“That fool of a fairy Lucinda did not intend to lay a curse on me.”

These words were first read to me by my mother. When I was five, my mom read me to sleep from Ella Enchanted, a once popular retelling of Cinderella. To this day, I don’t know why I became so captivated with the story. Maybe it reminds me of my mom or maybe I just love corny fairy tales. It’s probably the latter, but either way, my original copy of Ella Enchanted remains one of my most prized possessions. I have read its pages more times than I care to admit. I open it when I’m sad, bored, or just missing Ella. Ella has followed me to every dorm room, crappy apartment, across multiple countries, and now resides in the left hand drawer of my classroom desk.

Over many re-readings, Ella became a best friend, always there to make me smile. She was there when I fought with my brother, got dumped for the first time, got my first horrible grade in college, and had my first “teacher cry.”

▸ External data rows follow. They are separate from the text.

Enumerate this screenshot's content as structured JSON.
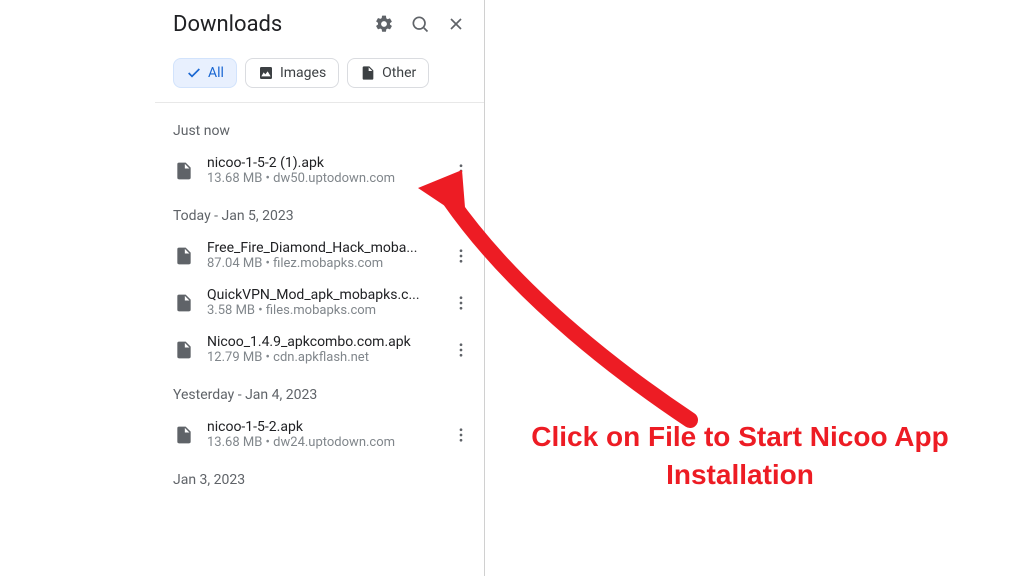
{
  "header": {
    "title": "Downloads"
  },
  "chips": {
    "all": "All",
    "images": "Images",
    "other": "Other"
  },
  "sections": [
    {
      "label": "Just now",
      "items": [
        {
          "name": "nicoo-1-5-2 (1).apk",
          "sub": "13.68 MB • dw50.uptodown.com"
        }
      ]
    },
    {
      "label": "Today - Jan 5, 2023",
      "items": [
        {
          "name": "Free_Fire_Diamond_Hack_moba...",
          "sub": "87.04 MB • filez.mobapks.com"
        },
        {
          "name": "QuickVPN_Mod_apk_mobapks.c...",
          "sub": "3.58 MB • files.mobapks.com"
        },
        {
          "name": "Nicoo_1.4.9_apkcombo.com.apk",
          "sub": "12.79 MB • cdn.apkflash.net"
        }
      ]
    },
    {
      "label": "Yesterday - Jan 4, 2023",
      "items": [
        {
          "name": "nicoo-1-5-2.apk",
          "sub": "13.68 MB • dw24.uptodown.com"
        }
      ]
    },
    {
      "label": "Jan 3, 2023",
      "items": []
    }
  ],
  "annotation": {
    "text": "Click on File to Start Nicoo App Installation",
    "color": "#ed1c24"
  }
}
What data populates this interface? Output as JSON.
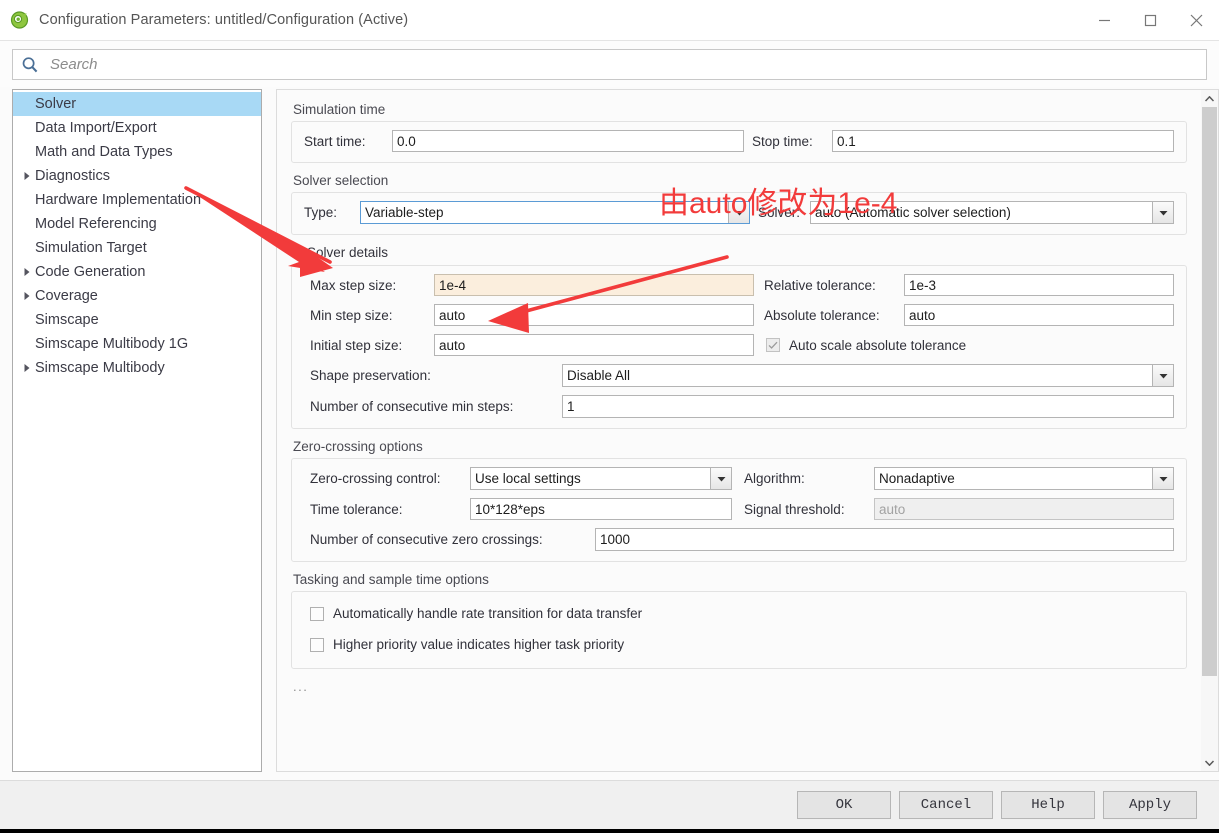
{
  "window": {
    "title": "Configuration Parameters: untitled/Configuration (Active)",
    "icon": "simulink-icon",
    "minimize_label": "—",
    "maximize_label": "□",
    "close_label": "✕"
  },
  "search": {
    "placeholder": "Search",
    "value": "",
    "icon": "search-icon"
  },
  "sidebar": {
    "items": [
      {
        "label": "Solver",
        "expandable": false,
        "selected": true
      },
      {
        "label": "Data Import/Export",
        "expandable": false,
        "selected": false
      },
      {
        "label": "Math and Data Types",
        "expandable": false,
        "selected": false
      },
      {
        "label": "Diagnostics",
        "expandable": true,
        "selected": false
      },
      {
        "label": "Hardware Implementation",
        "expandable": false,
        "selected": false
      },
      {
        "label": "Model Referencing",
        "expandable": false,
        "selected": false
      },
      {
        "label": "Simulation Target",
        "expandable": false,
        "selected": false
      },
      {
        "label": "Code Generation",
        "expandable": true,
        "selected": false
      },
      {
        "label": "Coverage",
        "expandable": true,
        "selected": false
      },
      {
        "label": "Simscape",
        "expandable": false,
        "selected": false
      },
      {
        "label": "Simscape Multibody 1G",
        "expandable": false,
        "selected": false
      },
      {
        "label": "Simscape Multibody",
        "expandable": true,
        "selected": false
      }
    ]
  },
  "main": {
    "simulation_time": {
      "group_label": "Simulation time",
      "start_time_label": "Start time:",
      "start_time_value": "0.0",
      "stop_time_label": "Stop time:",
      "stop_time_value": "0.1"
    },
    "solver_selection": {
      "group_label": "Solver selection",
      "type_label": "Type:",
      "type_value": "Variable-step",
      "solver_label": "Solver:",
      "solver_value": "auto (Automatic solver selection)"
    },
    "solver_details": {
      "disclosure_label": "Solver details",
      "expanded": true,
      "max_step_size_label": "Max step size:",
      "max_step_size_value": "1e-4",
      "max_step_size_modified": true,
      "relative_tolerance_label": "Relative tolerance:",
      "relative_tolerance_value": "1e-3",
      "min_step_size_label": "Min step size:",
      "min_step_size_value": "auto",
      "absolute_tolerance_label": "Absolute tolerance:",
      "absolute_tolerance_value": "auto",
      "initial_step_size_label": "Initial step size:",
      "initial_step_size_value": "auto",
      "auto_scale_label": "Auto scale absolute tolerance",
      "auto_scale_checked": true,
      "shape_preservation_label": "Shape preservation:",
      "shape_preservation_value": "Disable All",
      "consecutive_min_steps_label": "Number of consecutive min steps:",
      "consecutive_min_steps_value": "1"
    },
    "zero_crossing": {
      "group_label": "Zero-crossing options",
      "control_label": "Zero-crossing control:",
      "control_value": "Use local settings",
      "algorithm_label": "Algorithm:",
      "algorithm_value": "Nonadaptive",
      "time_tolerance_label": "Time tolerance:",
      "time_tolerance_value": "10*128*eps",
      "signal_threshold_label": "Signal threshold:",
      "signal_threshold_value": "auto",
      "signal_threshold_disabled": true,
      "consecutive_zc_label": "Number of consecutive zero crossings:",
      "consecutive_zc_value": "1000"
    },
    "tasking": {
      "group_label": "Tasking and sample time options",
      "auto_rate_transition_label": "Automatically handle rate transition for data transfer",
      "auto_rate_transition_checked": false,
      "higher_priority_label": "Higher priority value indicates higher task priority",
      "higher_priority_checked": false
    },
    "overflow_ellipsis": "..."
  },
  "buttons": {
    "ok": "OK",
    "cancel": "Cancel",
    "help": "Help",
    "apply": "Apply"
  },
  "annotations": {
    "note_text": "由auto修改为1e-4",
    "note_color": "#f23b3b",
    "arrow_count": 2
  },
  "colors": {
    "selection_blue": "#a8d9f5",
    "modified_field": "#fbeedd",
    "annotation_red": "#f23b3b",
    "focus_border": "#5b9bd5"
  }
}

Given our connection, it is fitting that Ella has aged as I have. Over the years, her pages have become wilted with tears, bath water, and a horrible habit of dog-earing. Her back pages have been torn out for late night games of MASH and used as an address book for faraway friends met at sleepaway camps. To be honest, Ella is barely holding on. Her pages are at risk of falling out and her cover has been taped back on numerous times. When the world switched to e-books, I got a digital copy of Ella Enchanted, but it wasn’t the same. I deleted it and added some more tape to Ella.

Despite Ella’s deteriorating condition, I still find comfort in her pages. I don’t know if I will ever outgrow Ella Enchanted, but I’m a little scared of the idea that I might. For now, I’m happy to reread and escape back to when I was five and was hearing each sentence for the first time.